We used to say in the military that the military is not a career, it's a way of life. You're surrounded by a culture of interdependency in the forces. A lot of things are provided for you, without you having to queue in line or anything like that. The best example of that is a doctor for the individual. A doctor is provided by the service on a day-to-day basis. If you don't feel well, you go to the infirmary, and you're looked after by a doctor right there and then. For the annual medical it's the same thing.
Well, the individual who now transitions into the civilian community now has to get used to all that. Where do you go for a doctor? What's a walk-in clinic? All of these things are unknown to the military person, because these things have always been looked after for him.
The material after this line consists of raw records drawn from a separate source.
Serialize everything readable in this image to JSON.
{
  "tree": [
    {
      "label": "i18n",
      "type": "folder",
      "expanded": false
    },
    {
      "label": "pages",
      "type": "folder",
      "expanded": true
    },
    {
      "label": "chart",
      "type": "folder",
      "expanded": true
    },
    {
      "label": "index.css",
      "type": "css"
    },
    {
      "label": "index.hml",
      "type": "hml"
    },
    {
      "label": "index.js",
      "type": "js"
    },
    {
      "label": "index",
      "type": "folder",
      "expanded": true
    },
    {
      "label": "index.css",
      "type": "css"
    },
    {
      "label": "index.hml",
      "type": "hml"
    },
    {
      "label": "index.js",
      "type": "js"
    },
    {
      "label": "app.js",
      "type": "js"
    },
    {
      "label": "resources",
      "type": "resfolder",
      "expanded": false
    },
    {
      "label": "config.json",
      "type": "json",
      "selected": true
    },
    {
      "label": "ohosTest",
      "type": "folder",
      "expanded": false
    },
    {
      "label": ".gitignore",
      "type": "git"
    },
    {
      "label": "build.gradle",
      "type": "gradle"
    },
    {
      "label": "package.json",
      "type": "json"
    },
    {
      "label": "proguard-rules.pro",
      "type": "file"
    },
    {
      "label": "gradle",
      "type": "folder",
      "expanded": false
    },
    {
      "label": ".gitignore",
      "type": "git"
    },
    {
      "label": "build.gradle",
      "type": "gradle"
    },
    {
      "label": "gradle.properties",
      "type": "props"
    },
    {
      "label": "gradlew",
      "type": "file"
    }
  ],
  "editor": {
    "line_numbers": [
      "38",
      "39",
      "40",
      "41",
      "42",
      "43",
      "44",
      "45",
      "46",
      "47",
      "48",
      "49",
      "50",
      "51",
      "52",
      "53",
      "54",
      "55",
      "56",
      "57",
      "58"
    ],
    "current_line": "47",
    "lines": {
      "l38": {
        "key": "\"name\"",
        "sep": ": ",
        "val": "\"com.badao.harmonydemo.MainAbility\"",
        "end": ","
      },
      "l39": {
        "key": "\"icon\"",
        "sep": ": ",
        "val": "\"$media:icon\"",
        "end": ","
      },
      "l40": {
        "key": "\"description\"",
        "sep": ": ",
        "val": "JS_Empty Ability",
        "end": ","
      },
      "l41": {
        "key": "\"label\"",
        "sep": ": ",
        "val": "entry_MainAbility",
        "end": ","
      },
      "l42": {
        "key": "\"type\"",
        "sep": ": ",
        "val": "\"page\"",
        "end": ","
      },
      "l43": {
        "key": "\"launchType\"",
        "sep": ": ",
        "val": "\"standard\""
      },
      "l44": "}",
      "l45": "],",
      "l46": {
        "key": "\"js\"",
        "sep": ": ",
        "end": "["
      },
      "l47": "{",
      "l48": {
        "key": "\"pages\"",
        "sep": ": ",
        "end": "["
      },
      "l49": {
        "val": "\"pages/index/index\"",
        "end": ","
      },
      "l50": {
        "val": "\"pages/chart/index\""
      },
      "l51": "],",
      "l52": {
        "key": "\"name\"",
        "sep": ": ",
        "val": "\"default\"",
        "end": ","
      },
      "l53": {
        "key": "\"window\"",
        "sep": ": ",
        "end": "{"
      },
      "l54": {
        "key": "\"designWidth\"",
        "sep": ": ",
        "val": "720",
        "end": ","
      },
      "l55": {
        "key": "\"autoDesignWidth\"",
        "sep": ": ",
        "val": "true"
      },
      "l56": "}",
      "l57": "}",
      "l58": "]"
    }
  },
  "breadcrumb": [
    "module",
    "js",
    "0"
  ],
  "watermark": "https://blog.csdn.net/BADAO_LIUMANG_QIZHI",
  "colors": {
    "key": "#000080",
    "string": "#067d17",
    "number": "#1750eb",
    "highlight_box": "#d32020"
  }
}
Another example would be salary negotiations, unions—all of these things. They're non-existent for the individual.
So you go from a world of interdependence to one of complete independence. Somebody has to explain to you how it works, and there's a stigma attached to it when you're not.... Of course, some people do very well if they have the ability to do things for themselves, but a lot of people in the forces are really living the culture. They feel that all of a sudden they've been abandoned by the system.
I think it's necessary to have somebody in the joint personnel support unit say to the healthy veteran, “Okay, now you'll be going into civilian society. Is there anything you're concerned about? Is there anything we can do to help you out?”